Tuesday, July 1, 2008

Zzzzzzoooo


We went to the zoo today, chiefly to see someone who works there. While we were there, we looked at a few exhibited creatures. The lemurs looked like they'd been up all night, drinking caffeine and writing term-papers. In fact, pretty much all the creatures looked weary. It was late in the day, after all, and a humid day, too. The elephants looked very sleepy, but they also looked as if they felt lying down would require too much work. For an elephant to lie down is a bit like a building dismantling itself.

The tapirs were doing well. They seemed to have joined together in a civil union, and physically, they seemed to prefer to stand in a kind of parallel position. They wore matching fur outfits.

The Sumatran tiger was completely out of it, sleeping deeply, not even a flick of the tail.

I liked the empty exhibits. You walk up and look through the glass or over the fence, and there's no creature in particular there. It's as if someone took a great deal of trouble to create a space for absence. So you stand there and start to observe other people, who are, after all, inside the zoo, just like the other animals. Maybe they could employ a poet to sit in one of those empty spaces. The sign could say something like "Poet--Hominid," and people could take pictures of the person as he or she wrote a word and then erased it.

Crows at a zoo behave in an even more superior fashion than they do elsewhere, it seems. They hang around tables at a cafe, pretending to be customers, and they're all full of themselves about not being on exhibit, or part of the paying public, or part of the paid staff.

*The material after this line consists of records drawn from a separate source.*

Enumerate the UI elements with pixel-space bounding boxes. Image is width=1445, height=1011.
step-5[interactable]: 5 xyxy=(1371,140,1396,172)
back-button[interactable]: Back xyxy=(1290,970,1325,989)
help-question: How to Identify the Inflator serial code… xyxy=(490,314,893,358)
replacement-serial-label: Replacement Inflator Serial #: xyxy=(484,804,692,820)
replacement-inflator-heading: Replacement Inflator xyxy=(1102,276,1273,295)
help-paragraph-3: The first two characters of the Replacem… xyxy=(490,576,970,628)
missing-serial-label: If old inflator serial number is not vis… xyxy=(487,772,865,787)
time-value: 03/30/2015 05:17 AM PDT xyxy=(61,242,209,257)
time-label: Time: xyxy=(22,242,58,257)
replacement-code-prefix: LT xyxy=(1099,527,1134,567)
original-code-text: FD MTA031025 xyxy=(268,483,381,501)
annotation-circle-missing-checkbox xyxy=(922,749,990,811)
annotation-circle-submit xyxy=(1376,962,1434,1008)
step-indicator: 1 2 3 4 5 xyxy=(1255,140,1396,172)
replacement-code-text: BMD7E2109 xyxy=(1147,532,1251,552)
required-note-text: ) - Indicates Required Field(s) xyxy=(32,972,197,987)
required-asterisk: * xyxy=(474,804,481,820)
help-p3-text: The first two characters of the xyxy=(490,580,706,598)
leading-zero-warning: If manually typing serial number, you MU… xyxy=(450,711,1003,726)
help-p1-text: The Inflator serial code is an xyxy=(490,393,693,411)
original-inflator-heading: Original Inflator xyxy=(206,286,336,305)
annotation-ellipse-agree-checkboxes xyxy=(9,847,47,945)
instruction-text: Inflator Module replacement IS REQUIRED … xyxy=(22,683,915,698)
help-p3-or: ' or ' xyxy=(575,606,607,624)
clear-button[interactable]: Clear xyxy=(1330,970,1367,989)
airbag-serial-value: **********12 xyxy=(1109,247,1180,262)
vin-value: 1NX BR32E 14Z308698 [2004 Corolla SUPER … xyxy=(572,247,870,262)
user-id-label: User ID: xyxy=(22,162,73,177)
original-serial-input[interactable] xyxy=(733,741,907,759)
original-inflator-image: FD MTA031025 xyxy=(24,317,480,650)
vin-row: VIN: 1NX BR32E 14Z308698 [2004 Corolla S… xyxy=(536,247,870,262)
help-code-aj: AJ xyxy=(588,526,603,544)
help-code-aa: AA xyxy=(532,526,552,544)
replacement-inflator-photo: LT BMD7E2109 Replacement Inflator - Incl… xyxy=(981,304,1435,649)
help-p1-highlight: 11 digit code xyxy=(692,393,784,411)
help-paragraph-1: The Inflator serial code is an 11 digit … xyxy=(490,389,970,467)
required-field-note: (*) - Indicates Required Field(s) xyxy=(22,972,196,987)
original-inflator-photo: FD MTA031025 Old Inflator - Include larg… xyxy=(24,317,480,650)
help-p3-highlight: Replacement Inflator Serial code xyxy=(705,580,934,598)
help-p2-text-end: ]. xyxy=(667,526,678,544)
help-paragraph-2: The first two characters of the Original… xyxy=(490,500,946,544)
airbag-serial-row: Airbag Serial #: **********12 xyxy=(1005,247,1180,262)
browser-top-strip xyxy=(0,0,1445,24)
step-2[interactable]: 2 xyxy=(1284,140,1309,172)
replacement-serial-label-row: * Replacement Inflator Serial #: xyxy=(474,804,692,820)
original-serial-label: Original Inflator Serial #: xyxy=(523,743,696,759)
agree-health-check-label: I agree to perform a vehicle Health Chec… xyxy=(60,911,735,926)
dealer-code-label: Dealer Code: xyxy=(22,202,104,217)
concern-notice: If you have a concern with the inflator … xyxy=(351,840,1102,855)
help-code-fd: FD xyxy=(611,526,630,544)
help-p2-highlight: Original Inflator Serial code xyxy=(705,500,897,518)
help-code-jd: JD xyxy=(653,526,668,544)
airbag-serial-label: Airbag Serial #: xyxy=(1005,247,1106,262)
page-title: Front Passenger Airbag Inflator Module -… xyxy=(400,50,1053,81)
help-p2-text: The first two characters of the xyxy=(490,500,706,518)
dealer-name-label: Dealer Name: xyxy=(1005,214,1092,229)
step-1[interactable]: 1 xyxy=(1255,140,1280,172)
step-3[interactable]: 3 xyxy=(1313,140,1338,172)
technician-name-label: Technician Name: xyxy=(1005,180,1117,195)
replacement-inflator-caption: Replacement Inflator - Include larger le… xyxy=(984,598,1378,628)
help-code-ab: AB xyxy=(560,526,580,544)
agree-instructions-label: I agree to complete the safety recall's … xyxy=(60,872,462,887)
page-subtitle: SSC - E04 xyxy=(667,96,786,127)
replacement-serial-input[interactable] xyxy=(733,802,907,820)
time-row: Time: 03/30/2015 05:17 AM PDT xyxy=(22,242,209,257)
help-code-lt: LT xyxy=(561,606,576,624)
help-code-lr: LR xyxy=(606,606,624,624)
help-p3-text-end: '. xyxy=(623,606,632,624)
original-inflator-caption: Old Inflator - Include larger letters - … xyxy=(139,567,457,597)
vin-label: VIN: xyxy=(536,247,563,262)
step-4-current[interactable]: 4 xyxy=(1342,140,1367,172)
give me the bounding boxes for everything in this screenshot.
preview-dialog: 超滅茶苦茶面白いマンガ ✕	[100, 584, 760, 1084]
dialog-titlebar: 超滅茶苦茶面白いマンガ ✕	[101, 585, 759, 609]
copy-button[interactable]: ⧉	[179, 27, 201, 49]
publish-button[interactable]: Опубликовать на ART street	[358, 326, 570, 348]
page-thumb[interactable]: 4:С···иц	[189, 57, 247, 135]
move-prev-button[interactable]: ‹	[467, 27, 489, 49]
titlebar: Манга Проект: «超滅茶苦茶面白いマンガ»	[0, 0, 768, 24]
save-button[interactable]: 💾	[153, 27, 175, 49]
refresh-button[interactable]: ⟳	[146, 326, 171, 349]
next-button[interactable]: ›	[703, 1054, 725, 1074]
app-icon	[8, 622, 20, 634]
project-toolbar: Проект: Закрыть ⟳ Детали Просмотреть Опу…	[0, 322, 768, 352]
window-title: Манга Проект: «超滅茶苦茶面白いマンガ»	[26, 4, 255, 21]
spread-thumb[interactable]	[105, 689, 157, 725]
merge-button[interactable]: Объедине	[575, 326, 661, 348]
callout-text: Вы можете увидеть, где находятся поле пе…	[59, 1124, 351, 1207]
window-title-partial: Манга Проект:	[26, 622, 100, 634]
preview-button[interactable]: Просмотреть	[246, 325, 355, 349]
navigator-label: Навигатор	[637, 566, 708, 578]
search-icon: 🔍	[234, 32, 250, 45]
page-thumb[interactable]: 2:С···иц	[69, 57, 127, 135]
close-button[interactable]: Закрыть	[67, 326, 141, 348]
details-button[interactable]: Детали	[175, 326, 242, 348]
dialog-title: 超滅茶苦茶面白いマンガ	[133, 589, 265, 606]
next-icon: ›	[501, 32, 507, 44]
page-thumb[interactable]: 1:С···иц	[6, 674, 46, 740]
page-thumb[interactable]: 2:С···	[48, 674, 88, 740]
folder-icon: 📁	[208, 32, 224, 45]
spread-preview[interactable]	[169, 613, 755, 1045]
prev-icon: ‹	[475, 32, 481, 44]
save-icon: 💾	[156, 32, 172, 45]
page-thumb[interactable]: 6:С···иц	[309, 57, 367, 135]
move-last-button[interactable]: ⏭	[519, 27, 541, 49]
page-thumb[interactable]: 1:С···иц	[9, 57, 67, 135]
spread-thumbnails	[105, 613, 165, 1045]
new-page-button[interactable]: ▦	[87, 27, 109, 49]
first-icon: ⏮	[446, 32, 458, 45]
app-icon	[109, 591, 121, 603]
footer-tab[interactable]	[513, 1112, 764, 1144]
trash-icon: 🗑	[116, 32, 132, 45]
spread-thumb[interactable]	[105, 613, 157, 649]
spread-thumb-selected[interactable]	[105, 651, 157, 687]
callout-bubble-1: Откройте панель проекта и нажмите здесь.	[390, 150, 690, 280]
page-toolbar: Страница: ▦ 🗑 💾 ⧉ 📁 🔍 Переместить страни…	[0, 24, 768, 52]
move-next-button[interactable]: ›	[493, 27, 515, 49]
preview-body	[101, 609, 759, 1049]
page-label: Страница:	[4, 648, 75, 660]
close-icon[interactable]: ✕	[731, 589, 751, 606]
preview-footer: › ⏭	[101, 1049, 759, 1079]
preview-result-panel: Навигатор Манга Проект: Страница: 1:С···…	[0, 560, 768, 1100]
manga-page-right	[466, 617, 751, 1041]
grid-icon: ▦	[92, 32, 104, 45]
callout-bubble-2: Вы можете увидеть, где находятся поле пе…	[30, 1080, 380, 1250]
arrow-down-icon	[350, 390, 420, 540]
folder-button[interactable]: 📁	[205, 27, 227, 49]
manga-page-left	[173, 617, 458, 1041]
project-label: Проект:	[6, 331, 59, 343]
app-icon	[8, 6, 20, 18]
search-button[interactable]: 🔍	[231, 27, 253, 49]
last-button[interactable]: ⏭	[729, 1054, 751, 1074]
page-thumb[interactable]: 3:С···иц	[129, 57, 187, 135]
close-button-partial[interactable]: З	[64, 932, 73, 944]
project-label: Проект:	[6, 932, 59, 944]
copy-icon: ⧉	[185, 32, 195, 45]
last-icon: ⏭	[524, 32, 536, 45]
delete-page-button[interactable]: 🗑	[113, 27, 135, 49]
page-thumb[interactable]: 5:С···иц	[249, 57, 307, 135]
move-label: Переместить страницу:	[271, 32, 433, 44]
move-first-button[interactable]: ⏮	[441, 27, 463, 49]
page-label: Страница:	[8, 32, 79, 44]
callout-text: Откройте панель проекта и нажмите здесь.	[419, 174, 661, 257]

I saw the father of two young children buy two brightly colored cloth snakes for the kids. While he was purchasing the second one, his wife, mother-in-law, and kids sat a a table nearby. Referring to the kid who already had a snake, the wife yelled, "He just tried to make the snake kill my mother!" Then she laughed. So did the mother, who's apparently not afraid of cloth snakes or her grandchildren. I don't know, though. I might keep an eye on that one kid if I were her. The dad seemed moderately amused by the cloth-attempt on the mother-in-law's life.